One subject screened positive for LS with a risk score 3.2%, but declined further genetic evaluation. Based on the positive screen, this individual was offered further evaluation with a genetic counselor but declined. Although we cannot draw conclusions about genetic counseling uptake due to our limited sample, there is evidence that even individuals aware of their cancer risk choose not to pursue genetic evaluation or do not receive accurate genetic testing recommendations from their providers.[19,20]

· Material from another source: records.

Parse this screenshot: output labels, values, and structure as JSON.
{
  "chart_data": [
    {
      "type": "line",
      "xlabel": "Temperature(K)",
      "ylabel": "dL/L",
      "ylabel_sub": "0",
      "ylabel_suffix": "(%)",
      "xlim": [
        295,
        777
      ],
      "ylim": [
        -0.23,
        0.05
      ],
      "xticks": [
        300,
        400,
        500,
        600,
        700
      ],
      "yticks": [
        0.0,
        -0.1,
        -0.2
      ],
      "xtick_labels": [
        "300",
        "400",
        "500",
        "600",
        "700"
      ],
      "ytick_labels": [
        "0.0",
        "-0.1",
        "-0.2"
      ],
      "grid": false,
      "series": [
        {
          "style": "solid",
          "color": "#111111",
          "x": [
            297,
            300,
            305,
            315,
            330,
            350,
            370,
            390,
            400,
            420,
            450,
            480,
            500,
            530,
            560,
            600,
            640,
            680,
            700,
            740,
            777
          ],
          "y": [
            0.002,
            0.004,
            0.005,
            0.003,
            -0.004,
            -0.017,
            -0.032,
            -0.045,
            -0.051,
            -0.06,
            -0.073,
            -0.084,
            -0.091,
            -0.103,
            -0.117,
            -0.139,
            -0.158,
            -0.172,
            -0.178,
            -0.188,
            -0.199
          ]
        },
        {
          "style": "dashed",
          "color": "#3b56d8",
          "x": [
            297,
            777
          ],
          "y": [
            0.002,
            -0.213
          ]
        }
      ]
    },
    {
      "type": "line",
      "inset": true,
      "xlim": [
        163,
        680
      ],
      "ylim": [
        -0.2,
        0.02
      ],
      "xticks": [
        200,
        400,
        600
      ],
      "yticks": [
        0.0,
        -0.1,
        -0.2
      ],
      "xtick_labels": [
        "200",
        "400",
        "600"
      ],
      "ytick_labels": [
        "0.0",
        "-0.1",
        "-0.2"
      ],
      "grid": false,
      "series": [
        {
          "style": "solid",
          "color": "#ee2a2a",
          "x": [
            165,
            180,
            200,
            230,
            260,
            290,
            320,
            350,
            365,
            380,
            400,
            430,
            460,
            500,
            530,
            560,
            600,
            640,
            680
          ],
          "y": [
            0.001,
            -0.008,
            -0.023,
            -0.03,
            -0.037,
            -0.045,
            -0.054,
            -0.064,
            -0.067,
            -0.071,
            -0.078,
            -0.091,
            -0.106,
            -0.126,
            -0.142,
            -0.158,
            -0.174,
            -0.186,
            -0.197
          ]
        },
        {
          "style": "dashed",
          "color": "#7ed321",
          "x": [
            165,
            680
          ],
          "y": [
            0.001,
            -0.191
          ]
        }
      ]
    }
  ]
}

Although these results are limited by the small sample size of this study and this is only a single site study, our study demonstrates that unavailability of information needed for the PREMM5 model can limit its utility in the primary care setting. Even with high questionnaire completion rates, the accuracy of questionnaire data is likely limited by patients’ knowledge of a detailed family history or patient difficulty with questionnaire items, perhaps due to low health literacy. Further work would be needed to determine if interventions such as asking patients to gather a detailed family history prior to their visit would increase the yield of the in-office questionnaire. In addition, possibly further educating patients on the epidemiology of LS associated malignancies would increase their desire to complete these questions.